From Data Steward to Political Lightning Rod: McEntarfer Out, Antoni In at the BLS
From steady hands to untested reforms, the leadership shift at BLS could ripple through Social Security, SSI, VA, and military COLA.
The Gist:
Trump just fired Erika McEntarfer, a widely respected economist who kept politics out of the Bureau of Labor Statistics, and replaced her with E.J. Antoni — a Heritage Foundation partisan best known for calling monthly jobs reports “phony baloney.” The timing? Right in the middle of the COLA calculation window. The ripple effects could hit Social Security, SSI, VA, and military benefits.
🔍 The Big Change
On August 1, 2025, President Trump fired Erika McEntarfer, the Senate-confirmed Commissioner of the Bureau of Labor Statistics (BLS), right in the middle of the data window that determines the 2026 Cost-of-Living Adjustment (COLA).
Now he’s named her replacement: E.J. Antoni, a conservative economist from the Heritage Foundation who’s already floated the idea of halting the monthly jobs report — one of the most widely used data products in the country.
This isn’t a quiet handoff. It’s a seismic shift in how the nation’s labor and inflation data could be collected, reported, and trusted.
🧠 Erika McEntarfer: Career Economist, Data Steward
Ph.D. in economics (Virginia Tech)
20+ years in federal economic roles: Census Bureau, Treasury Department, White House Council of Economic Advisers
Confirmed 86–8 by the Senate in 2024 with broad bipartisan support
Widely respected for her nonpartisan, data-first approach and commitment to BLS integrity
Supported by former commissioners, including Trump’s own 2019–2023 BLS head, William Beach
She kept the agency’s work out of political battles and focused on accuracy, continuity, and credibility.
She was the steady hand on the scales. Now, the scale itself is up for grabs.
🆕 E.J. Antoni: Partisan Reform Advocate
Ph.D. in economics (Northern Illinois University, 2020)
Chief economist at the Heritage Foundation
Contributor to Project 2025
Taught some courses in labor economics and monetary policy (though good luck finding a clear record of where or when)
Called monthly jobs reports “phony baloney”
Funny — that’s exactly what I call his credentials.
Proposed suspending monthly jobs reports in favor of slower quarterly releases, citing “data quality” concerns
Supporters paint him as a “truth-teller.” Critics see him as a political appointee set to reframe how — and when — core economic data is released.
And then there’s the taste issue: Antoni once proudly displayed artwork of the Bismarck — Nazi Germany’s pride-and-quickly-sunk battleship — during his Heritage Foundation days. Not exactly a show of American patriotism. Maybe it’s just “plausible deniability.” Maybe it’s just bad optics. Either way, the vibe isn’t “data steward,” it’s “secret handshake.”

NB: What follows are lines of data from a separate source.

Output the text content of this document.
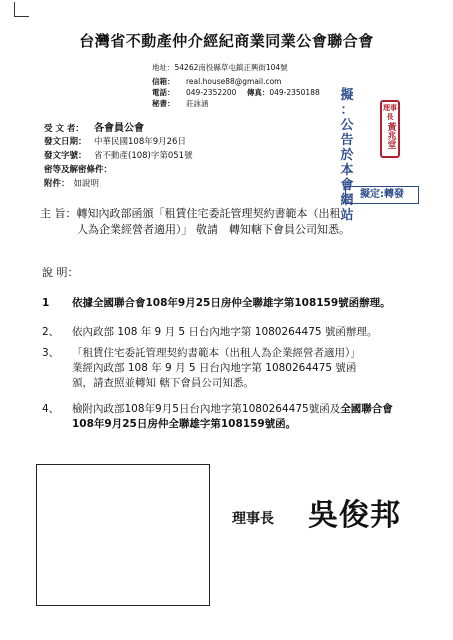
台灣省不動產仲介經紀商業同業公會聯合會
地址：54262南投縣草屯鎮正興街104號
信箱： real.house88@gmail.com
電話： 049-2352200 傳真：049-2350188
秘書： 莊詠涵
擬
：
公
告
於
本
會
網
站
理事長
黃兆堂
受 文 者： 各會員公會
發文日期： 中華民國108年9月26日
發文字號： 省不動產(108)字第051號
密等及解密條件：
附件： 如說明
擬定:轉發
主 旨：轉知內政部函頒「租賃住宅委託管理契約書範本（出租
人為企業經營者適用）」 敬請　轉知轄下會員公司知悉。
說 明：
1	依據全國聯合會108年9月25日房仲全聯雄字第108159號函辦理。
2、	依內政部 108 年 9 月 5 日台內地字第 1080264475 號函辦理。
3、	「租賃住宅委託管理契約書範本（出租人為企業經營者適用）」
業經內政部 108 年 9 月 5 日台內地字第 1080264475 號函
頒，請查照並轉知 轄下會員公司知悉。
4、	檢附內政部108年9月5日台內地字第1080264475號函及全國聯合會
108年9月25日房仲全聯雄字第108159號函。
理事長 吳俊邦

💥 Why This Matters to Your Benefits
The CPI-W, calculated by the BLS, determines COLA — the percentage increase applied each year to:
Social Security
SSI
VA disability compensation
Military retirement
Survivor benefits
Any change in methodology, reporting frequency, or data credibility could:
Shift the official inflation number
Delay the COLA announcement
Undermine public trust in whether the increase reflects real costs
For 2026, we’re in the final stretch of the CPI-W calculation period (July–September 2025). A change in leadership now isn’t just about politics — it’s about the integrity of the number that decides how far your check will go next year.
When the person keeping the books gets fired, you don’t just lose a nameplate. You risk the ledger itself.
📌 Bottom Line
Erika McEntarfer brought decades of nonpartisan public service and a reputation for keeping politics out of the data.
E.J. Antoni brings ideological loyalty, a disdain for the very numbers he’ll be responsible for, and — if his résumé is any guide — a willingness to turn the BLS into another partisan battlefield.
When the numbers decide how much you can afford to live on, this isn’t an obscure personnel change. It’s a direct hit on your wallet.